Und damit sich ja nicht alles wende, "siedelte man sich", wie es Conrady
selbstkritisch formuliert, "in der vermeintlich unabhängigen Zone des
Ästhetischen, des sprachlichen Kunstwerks an oder besorgte Literaturgeschichte
allein als Geschichte der Literatur und des Geistes". Je geistiger, desto
geheimnisvoller, desto unverfänglicher. "Tiefsinnige Gedankendichtung von der
Art der Goetheschen und Schillerschen sind vielleicht das Deutscheste vom
Deutschen in unserem gesamten Schrifttum. Wer sich ganz in sie versenkt, wird in
allem Unglück unseres Vaterlandes und inmitten der Zerstörung etwas
Unzerstörbares, einen deutschen character indelebilis spüren." (Friedrich
Meinecke) Ein schönes, ein Programm auf der Höhe der Zeit: Statt Zerstörung
Versenkung, und gegen das Unglück ganz viel Tiefsinn. Aber Peter Szondi (nicht
in der Partei, sondern 1944 nach Bergen-Belsen verschleppt) galt als Roter, weil
er die Meinung vertrat, dass "der Humanitätsbegriff kein Ersatz ist für die
Demokratisierung der Gesellschaft".
Wie weit es damit
während der Regentschaft der Alt-Germanisten her war, durfte der stud. phil.

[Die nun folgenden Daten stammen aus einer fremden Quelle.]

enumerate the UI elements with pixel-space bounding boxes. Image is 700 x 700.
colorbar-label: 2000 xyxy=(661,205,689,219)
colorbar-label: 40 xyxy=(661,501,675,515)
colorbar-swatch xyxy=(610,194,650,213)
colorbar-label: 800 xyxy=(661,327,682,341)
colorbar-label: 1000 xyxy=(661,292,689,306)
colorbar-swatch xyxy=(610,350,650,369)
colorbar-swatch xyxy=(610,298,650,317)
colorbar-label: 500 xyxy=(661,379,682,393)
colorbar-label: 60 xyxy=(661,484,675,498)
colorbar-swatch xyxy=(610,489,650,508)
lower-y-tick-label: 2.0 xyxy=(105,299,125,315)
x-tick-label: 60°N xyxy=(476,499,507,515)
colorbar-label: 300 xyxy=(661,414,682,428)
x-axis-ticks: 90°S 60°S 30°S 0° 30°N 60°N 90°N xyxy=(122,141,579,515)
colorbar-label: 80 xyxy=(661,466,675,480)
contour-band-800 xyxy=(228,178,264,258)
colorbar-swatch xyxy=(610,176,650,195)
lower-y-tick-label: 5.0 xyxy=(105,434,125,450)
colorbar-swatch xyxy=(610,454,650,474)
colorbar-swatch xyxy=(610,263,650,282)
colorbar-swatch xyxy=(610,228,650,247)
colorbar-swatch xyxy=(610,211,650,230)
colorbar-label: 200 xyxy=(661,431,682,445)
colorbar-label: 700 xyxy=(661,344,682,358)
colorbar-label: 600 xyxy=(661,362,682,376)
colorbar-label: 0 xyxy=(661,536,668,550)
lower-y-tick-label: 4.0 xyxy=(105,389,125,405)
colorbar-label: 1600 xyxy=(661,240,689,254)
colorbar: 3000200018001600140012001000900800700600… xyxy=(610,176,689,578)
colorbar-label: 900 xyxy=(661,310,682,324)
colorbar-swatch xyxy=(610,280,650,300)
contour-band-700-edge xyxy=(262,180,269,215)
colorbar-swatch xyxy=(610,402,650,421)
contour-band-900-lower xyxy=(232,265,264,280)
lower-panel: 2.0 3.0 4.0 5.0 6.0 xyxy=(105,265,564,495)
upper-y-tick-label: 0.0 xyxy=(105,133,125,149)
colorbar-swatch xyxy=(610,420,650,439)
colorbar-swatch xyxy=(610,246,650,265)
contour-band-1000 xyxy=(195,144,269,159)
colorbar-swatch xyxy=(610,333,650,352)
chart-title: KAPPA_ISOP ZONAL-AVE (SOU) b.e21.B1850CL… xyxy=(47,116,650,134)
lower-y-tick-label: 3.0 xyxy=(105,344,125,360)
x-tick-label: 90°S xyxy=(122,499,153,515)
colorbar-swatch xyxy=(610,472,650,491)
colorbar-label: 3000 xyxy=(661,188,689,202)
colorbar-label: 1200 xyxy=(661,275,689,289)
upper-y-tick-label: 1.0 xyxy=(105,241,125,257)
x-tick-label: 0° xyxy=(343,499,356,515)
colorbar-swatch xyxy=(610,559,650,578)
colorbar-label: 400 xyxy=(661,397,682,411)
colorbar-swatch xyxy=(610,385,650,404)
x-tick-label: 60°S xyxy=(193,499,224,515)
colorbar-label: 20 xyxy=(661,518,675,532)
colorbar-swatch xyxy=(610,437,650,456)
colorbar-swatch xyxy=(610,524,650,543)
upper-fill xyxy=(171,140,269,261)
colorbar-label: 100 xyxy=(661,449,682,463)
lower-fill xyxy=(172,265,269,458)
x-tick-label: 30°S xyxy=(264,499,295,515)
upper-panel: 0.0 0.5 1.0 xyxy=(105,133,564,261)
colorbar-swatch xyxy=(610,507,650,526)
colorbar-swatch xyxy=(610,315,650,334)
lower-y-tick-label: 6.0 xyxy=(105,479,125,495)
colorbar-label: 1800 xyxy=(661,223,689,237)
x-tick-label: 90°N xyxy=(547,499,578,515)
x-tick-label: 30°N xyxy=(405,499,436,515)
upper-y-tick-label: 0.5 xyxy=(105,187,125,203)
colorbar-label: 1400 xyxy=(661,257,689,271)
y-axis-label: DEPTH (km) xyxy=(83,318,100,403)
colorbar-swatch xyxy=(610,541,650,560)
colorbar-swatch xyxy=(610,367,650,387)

Peter Rühmkorf 1957 erleben. Rühmkorf studierte in den fünfziger Jahren an der
Universität Hamburg beim berühmten Barock-Forscher Hans Pyritz. Der war bereits
1933 in die SA eingetreten, tat vom folgenden Jahr an Dienst im "Amt für
Reichsschrifttumspflege", beantragte 1941 die Aufnahme in die NSDAP, die ihn am
15. Juni 1942 zu sich holte. In Berlin wurde er deswegen 1945 entlassen, aber
1947 konnte er sich bereits wieder als Professor entfalten, 1950 war er
Ordinarius. Pyritz stellte, so Rühmkorf in seinen Erinnerungen Die Jahre, die
ihr kennt (1973), "gelegentlich einer Anwesenheitserhebung im Oberseminar die
Abwesenheit des Chinareisenden Rühmkorf" fest und ließ ihn nach seiner Rückkehr
"programmgemäß durch das bereits vorpräparierte Sieb" fallen. Für den Studenten
bedeutete das den "sicheren Verlust der bürgerlichen Ehrenrechte und - nicht nur
ideelle - Existenzgefährdung". Der autoritäre Charakter hat immer Recht.
So schön die
Legende vom Neubeginn nach 1945 klingt, manchmal muss man die Wahrheit drucken:
Es gab keine Stunde Null. Fritz Martini (Parteimitglied seit 1933) passte seine
vielgelesene Deutsche Literaturgeschichte (zuerst 1949; heute in der 15. und
natürlich vielfach bearbeiteten Auflage) der jeweils neuesten Zeit an. In der 2.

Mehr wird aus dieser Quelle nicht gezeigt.